この度、ギャラリー広田美術では新たな取り組みとして下記企画を展開する運びとなりました。
謹んでお知らせいたします。
2025年夏にギャラリーを改装したことをきっかけに、ギャラリー広田美術としてはやりきれなかったことを企画、展開していこうと考えているのが"HIROTA ART PROJECTS"です。
積極的な新人作家の発表の場としてや、取扱作家のギャラリーで展示出来なかった旧作や大作を常設展として展示するなど、頭文字を取った「HAP」を付けて展開していきたいと考えています。
これからの企画、展開を、ぜひご期待いただくと共にお楽しみいただけましたら幸いです。
今回はHAP第一弾としまして、9月4日(金)-9月19日(土)まで「HAP|ON VIEW 寺内誠展-風と窓、鳥の声―」を開催致します。
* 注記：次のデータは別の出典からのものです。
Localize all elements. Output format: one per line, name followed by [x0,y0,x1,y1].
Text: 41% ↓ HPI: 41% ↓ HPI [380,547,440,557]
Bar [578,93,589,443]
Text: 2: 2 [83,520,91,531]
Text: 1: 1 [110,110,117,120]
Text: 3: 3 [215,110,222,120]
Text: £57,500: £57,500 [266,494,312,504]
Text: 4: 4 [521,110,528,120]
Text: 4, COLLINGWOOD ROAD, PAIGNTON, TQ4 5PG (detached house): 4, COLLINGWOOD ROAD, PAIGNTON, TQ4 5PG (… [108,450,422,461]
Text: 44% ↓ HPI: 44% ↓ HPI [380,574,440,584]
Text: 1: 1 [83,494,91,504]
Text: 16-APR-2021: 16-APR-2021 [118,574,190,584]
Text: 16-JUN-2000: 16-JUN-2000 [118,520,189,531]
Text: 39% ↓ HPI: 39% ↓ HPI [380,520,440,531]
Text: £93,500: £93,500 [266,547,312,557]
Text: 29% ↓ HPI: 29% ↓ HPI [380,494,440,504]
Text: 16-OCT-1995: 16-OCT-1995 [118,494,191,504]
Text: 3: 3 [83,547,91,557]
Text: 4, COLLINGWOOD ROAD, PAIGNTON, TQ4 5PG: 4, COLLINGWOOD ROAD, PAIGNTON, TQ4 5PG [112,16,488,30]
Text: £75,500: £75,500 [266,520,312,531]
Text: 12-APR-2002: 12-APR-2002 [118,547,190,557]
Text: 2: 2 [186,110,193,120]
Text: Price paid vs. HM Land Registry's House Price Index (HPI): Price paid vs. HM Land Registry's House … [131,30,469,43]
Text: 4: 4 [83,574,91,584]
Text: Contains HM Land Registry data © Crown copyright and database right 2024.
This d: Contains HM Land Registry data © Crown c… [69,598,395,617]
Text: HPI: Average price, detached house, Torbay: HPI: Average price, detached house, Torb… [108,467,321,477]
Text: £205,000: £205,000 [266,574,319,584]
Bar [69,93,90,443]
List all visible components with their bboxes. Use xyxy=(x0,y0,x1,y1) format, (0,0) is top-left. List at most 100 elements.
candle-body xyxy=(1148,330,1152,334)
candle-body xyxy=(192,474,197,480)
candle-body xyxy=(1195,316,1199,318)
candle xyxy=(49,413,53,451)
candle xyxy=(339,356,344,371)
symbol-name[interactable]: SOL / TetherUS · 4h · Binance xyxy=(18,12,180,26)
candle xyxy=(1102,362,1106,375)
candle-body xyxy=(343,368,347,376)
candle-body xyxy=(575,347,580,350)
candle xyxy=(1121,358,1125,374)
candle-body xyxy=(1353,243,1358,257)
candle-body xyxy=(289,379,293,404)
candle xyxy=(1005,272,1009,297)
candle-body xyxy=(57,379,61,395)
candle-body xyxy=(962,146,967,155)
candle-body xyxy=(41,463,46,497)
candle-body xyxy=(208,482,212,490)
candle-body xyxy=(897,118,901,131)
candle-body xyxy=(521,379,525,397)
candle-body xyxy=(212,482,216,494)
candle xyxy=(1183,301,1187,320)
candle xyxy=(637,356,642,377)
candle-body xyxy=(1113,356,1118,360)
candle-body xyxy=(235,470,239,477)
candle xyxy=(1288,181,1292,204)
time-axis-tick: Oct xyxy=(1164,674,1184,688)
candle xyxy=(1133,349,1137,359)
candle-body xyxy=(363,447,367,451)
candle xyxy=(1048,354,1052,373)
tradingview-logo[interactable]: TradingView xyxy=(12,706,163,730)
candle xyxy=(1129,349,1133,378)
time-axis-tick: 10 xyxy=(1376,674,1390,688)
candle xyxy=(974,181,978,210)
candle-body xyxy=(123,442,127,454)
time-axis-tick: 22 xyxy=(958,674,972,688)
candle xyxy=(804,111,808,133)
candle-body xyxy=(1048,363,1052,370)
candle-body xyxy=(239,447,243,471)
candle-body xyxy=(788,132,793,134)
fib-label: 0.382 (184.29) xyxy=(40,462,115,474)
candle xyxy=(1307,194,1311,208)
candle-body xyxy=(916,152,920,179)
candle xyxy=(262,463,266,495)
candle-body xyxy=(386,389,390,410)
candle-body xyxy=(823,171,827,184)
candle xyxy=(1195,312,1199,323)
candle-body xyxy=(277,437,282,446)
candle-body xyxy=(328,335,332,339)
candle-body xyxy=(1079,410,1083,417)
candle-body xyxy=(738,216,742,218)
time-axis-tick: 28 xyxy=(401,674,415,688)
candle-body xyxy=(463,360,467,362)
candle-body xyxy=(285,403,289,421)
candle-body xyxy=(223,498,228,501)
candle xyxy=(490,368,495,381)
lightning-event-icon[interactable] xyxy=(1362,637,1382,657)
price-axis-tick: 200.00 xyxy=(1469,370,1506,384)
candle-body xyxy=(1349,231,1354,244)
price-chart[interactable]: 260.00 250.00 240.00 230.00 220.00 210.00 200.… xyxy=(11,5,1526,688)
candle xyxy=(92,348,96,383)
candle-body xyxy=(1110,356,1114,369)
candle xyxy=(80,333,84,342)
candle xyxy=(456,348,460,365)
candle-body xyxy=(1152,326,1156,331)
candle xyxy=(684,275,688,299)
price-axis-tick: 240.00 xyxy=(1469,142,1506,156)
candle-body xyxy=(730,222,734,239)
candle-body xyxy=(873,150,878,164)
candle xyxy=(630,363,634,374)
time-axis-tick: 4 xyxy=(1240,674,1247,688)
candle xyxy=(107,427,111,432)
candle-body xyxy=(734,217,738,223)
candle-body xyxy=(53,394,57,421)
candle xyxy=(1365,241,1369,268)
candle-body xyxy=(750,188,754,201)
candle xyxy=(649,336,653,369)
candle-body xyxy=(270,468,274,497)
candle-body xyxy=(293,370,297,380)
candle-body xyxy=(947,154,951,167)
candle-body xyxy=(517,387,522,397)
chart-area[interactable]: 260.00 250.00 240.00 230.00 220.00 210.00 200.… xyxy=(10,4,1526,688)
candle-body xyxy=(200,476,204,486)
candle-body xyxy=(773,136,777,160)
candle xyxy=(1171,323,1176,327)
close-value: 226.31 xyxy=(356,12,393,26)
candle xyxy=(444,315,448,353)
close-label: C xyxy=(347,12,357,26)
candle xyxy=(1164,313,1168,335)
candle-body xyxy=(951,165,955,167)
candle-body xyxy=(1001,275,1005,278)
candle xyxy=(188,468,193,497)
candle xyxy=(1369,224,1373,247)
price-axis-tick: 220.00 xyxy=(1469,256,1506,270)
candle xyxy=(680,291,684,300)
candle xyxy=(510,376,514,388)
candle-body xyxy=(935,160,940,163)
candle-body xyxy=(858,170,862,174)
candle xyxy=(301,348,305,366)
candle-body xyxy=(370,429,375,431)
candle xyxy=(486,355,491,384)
近年、寺内は「目の前の景色を手がかりにして見えない世界を手繰り寄せ、そこに漂う不可視の輪郭とでもいうべき存在をどうにかして描き出すこと」を制作の軸として描き続けてきました。
本展では、寺内本人が〈鳥・風・窓〉という共通するイメージを持つ作品、またギャラリーでは未発表というテーマの中から選び出し、あらためて構成し直した作品3点をご紹介いたします。
作品を選ぶということは、彼の中で自身の制作が一貫して「目の前にある風景を起点として描き続ける」という姿勢の中にあることを、再確認する作業でもありました。
展示するのは2005年から2026年という約20年間の時間の幅の中で制作された作品たちです。
点として存在してきた作品を、同じ空間に並べる。すると、彼の制作の根源的な部分が、線として繋がりを持ち始めます。その空間に新たな景色が立ち現れる瞬間をぜひご覧くださいませ。
出品予定の「the bird」2005年、「車窓」2019年、「風と地鳴き」2026年は、前述した通りギャラリーでは展示をしていない作品となっております。
特に2005年の作品は、彼が2004年に受賞した「トーキョーワンダーウォール賞」の翌年、都庁で個展を開催するにあたり制作した2枚組の作品です。
2008年に弊廊にて初個展をして以来7度に渡り新作個展を開催してまいりましたが、08年以前の作品を発表させていただくことも初めての試みとなります。
どうぞ、時空を超えるような体験をぜひたのしんでいただけますと幸いです。